As we described in our letter of April 1, 2011, if the Board were to engage in dialogue with us, we also believe that our proposal could be structured as a tax-free transaction to the NYSE Euronext stockholders with respect to the stock consideration to be issued in the transaction. In order to assist the Board in its understanding of the proposed structure, we would be pleased to provide the Board and its advisors with a summary of the detailed steps and revisions that would be made to the draft Merger Agreement to effect a tax efficient separation of the businesses and their respective tax free combinations with NASDAQ OMX and ICE. We look forward to discussing with you how to make this benefit of our transaction available to the NYSE Euronext stockholders. Also, because a significant portion of the consideration that we are offering in our proposal consists of stock in NASDAQ OMX and ICE, we are both ready to make available to NYSE Euronext and its advisors the materials they will need to conduct appropriate diligence on our respective companies.
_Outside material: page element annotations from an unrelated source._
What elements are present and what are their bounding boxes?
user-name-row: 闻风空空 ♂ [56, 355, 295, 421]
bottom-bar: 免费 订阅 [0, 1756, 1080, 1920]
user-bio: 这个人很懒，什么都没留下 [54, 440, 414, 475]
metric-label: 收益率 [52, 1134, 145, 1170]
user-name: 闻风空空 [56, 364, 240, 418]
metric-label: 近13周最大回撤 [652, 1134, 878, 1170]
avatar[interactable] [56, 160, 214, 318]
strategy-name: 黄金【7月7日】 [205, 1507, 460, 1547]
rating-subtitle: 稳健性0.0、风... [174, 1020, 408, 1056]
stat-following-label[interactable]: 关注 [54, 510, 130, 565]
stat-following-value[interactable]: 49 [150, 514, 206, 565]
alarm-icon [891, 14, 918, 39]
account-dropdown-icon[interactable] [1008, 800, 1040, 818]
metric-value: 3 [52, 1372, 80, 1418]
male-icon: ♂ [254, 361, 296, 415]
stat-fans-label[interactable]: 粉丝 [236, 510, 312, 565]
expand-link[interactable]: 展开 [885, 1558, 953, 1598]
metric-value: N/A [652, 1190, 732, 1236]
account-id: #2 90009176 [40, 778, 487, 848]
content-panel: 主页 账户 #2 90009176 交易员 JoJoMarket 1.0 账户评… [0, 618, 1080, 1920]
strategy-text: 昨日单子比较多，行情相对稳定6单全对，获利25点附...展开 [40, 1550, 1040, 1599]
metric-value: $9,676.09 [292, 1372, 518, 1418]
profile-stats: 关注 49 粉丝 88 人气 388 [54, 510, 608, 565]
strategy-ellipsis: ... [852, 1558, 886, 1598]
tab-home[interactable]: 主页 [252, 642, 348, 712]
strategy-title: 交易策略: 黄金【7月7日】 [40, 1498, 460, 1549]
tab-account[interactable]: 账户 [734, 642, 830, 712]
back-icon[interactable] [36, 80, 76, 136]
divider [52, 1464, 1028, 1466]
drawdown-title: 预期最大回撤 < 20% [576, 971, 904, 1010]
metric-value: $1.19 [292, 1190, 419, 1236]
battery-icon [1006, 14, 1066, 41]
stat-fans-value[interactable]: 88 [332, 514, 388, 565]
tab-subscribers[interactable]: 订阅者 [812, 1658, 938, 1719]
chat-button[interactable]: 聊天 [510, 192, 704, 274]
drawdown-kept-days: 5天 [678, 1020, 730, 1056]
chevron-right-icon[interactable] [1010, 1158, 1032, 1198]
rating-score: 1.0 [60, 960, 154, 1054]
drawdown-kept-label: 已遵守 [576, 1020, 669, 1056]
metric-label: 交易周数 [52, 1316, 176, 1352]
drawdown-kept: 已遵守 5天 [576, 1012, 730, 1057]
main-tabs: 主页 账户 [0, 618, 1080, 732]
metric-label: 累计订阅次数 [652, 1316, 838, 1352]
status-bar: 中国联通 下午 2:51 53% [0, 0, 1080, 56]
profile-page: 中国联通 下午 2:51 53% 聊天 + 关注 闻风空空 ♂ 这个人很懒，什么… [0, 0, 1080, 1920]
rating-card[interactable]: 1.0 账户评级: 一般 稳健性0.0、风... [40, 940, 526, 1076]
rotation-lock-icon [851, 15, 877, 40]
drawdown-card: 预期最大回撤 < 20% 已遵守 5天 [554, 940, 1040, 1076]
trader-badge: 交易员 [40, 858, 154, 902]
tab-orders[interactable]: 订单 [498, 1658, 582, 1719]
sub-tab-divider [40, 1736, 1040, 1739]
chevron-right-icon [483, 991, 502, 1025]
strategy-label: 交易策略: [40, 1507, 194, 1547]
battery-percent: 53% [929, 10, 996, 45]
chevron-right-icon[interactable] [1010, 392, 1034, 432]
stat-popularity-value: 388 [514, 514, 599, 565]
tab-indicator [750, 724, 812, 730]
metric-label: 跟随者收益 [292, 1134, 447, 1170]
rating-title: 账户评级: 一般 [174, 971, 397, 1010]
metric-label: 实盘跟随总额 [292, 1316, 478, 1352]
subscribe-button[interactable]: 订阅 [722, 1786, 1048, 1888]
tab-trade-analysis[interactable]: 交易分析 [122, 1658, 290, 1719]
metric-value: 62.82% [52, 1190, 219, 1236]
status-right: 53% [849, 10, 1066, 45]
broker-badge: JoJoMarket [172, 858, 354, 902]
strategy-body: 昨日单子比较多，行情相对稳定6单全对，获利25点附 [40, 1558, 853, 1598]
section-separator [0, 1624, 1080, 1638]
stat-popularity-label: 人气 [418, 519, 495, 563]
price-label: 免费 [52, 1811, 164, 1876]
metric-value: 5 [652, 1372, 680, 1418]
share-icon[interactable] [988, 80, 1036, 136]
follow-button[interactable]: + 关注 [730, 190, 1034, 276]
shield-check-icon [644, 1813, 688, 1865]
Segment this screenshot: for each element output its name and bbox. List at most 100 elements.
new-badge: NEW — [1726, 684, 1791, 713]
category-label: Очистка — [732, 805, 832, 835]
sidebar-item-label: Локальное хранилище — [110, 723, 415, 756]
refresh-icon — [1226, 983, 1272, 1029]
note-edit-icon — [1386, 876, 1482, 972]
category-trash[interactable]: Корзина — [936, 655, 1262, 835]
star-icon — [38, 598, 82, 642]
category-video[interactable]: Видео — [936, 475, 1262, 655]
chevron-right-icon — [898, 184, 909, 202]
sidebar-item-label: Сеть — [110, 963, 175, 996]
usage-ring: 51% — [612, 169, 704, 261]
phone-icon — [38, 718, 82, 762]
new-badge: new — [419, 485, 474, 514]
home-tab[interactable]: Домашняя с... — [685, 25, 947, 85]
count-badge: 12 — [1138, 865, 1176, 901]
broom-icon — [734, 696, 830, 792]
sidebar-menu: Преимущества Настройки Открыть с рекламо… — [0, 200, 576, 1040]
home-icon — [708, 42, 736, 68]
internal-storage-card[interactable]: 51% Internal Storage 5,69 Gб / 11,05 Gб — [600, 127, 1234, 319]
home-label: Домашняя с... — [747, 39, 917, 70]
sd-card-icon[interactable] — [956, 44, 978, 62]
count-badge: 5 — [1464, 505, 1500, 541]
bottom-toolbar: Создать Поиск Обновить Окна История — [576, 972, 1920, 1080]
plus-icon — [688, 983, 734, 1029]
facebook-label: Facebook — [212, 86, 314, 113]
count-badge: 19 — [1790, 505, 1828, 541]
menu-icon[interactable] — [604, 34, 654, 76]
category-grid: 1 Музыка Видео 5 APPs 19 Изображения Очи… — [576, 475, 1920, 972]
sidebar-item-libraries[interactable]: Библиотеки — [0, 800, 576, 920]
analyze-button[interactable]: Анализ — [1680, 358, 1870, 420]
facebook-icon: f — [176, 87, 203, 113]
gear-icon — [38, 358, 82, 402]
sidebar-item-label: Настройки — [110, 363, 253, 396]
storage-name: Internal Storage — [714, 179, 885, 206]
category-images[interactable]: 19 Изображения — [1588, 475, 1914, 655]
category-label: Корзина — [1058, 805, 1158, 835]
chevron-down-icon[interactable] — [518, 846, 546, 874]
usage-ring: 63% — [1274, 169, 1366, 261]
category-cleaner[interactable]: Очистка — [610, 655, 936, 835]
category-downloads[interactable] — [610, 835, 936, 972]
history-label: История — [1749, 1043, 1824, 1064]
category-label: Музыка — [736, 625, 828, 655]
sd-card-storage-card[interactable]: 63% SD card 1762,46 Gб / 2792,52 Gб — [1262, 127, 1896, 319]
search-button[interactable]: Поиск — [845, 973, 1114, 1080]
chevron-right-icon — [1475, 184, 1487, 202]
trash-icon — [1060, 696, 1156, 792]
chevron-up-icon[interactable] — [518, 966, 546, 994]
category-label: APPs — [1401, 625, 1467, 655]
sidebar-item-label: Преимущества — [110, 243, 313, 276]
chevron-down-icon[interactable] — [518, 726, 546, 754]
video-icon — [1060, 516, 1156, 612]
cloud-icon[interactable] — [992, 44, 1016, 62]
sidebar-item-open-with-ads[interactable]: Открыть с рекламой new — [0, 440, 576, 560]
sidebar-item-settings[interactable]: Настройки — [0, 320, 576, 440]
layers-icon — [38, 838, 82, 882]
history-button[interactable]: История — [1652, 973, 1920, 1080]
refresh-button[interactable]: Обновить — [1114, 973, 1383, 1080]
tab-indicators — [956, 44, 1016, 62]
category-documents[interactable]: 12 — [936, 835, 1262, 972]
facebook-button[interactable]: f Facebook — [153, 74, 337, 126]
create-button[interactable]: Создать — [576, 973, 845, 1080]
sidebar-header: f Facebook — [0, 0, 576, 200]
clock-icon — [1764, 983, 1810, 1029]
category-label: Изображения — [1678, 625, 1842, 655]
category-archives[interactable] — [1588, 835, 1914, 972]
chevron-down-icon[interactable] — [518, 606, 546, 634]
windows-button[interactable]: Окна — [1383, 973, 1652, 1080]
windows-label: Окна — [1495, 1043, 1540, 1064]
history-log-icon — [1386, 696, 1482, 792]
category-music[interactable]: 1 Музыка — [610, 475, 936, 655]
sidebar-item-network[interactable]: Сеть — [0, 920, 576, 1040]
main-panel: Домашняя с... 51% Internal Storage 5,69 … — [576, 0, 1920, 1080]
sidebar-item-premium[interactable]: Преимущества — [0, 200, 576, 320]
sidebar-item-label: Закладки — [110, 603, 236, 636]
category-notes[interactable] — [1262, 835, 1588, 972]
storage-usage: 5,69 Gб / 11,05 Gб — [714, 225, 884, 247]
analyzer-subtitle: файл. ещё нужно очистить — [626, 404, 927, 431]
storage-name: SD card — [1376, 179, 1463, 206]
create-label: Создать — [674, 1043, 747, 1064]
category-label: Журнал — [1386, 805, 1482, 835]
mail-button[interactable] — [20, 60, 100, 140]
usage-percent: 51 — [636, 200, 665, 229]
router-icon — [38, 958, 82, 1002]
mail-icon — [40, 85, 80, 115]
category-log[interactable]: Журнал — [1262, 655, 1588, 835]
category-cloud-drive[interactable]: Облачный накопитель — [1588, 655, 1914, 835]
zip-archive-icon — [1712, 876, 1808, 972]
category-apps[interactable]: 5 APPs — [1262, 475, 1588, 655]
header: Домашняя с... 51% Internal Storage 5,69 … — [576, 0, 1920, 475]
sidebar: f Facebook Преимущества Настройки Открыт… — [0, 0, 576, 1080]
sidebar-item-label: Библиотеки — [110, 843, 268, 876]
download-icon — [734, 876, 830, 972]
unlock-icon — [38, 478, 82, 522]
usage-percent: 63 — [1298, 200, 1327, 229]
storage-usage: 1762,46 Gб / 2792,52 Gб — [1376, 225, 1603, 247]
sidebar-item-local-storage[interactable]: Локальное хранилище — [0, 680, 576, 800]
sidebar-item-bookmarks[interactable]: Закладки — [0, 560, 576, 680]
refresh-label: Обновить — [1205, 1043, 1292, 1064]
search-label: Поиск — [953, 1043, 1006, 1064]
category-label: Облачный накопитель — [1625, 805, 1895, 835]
This letter and the enclosed Merger Agreement are intended to be an indication of the seriousness of our interest to enter into a transaction with NYSE Euronext on the terms and conditions proposed in the attached form of Merger Agreement — including our provision of a reverse break-up fee — subject to a focused and expeditious due diligence review. Although NASDAQ OMX, ICE and NYSE Euronext will be bound only in accordance with terms and conditions to be negotiated and contained in a definitive agreement among the parties, both NASDAQ OMX and ICE are deeply committed to achieving a transaction. We intend to issue a press release to publicly disclose this letter.
Given the details provided on our superior offer, we await the Board’s decision to meet with us and allow us to conduct due diligence with the objective of negotiating the final merger agreement. In doing so, we are confident that we will be able to address any questions of the Board regarding our proposal. With your cooperation, we are confident we could negotiate and sign a definitive merger agreement rapidly. Thank you for your consideration and we look forward to hearing from you as soon as feasible.
Very truly yours,
Robert Greifeld
Chief Executive Officer
The NASDAQ OMX Group, Inc.
Jeffrey C. Sprecher
Chairman & Chief Executive Officer
IntercontinentalExchange, Inc.
(1) “I think both deals have risk, there’s no question about it. On our side it’s obvious that if you look at what the envisioned NewCo would be, we have a lot of work to do with the competition authorities in Brussels, to talk about the derivatives market and OTC derivatives market.” CNBC interview of CEO of NYSE Euronext, Duncan Niederauer, April 11, 2011.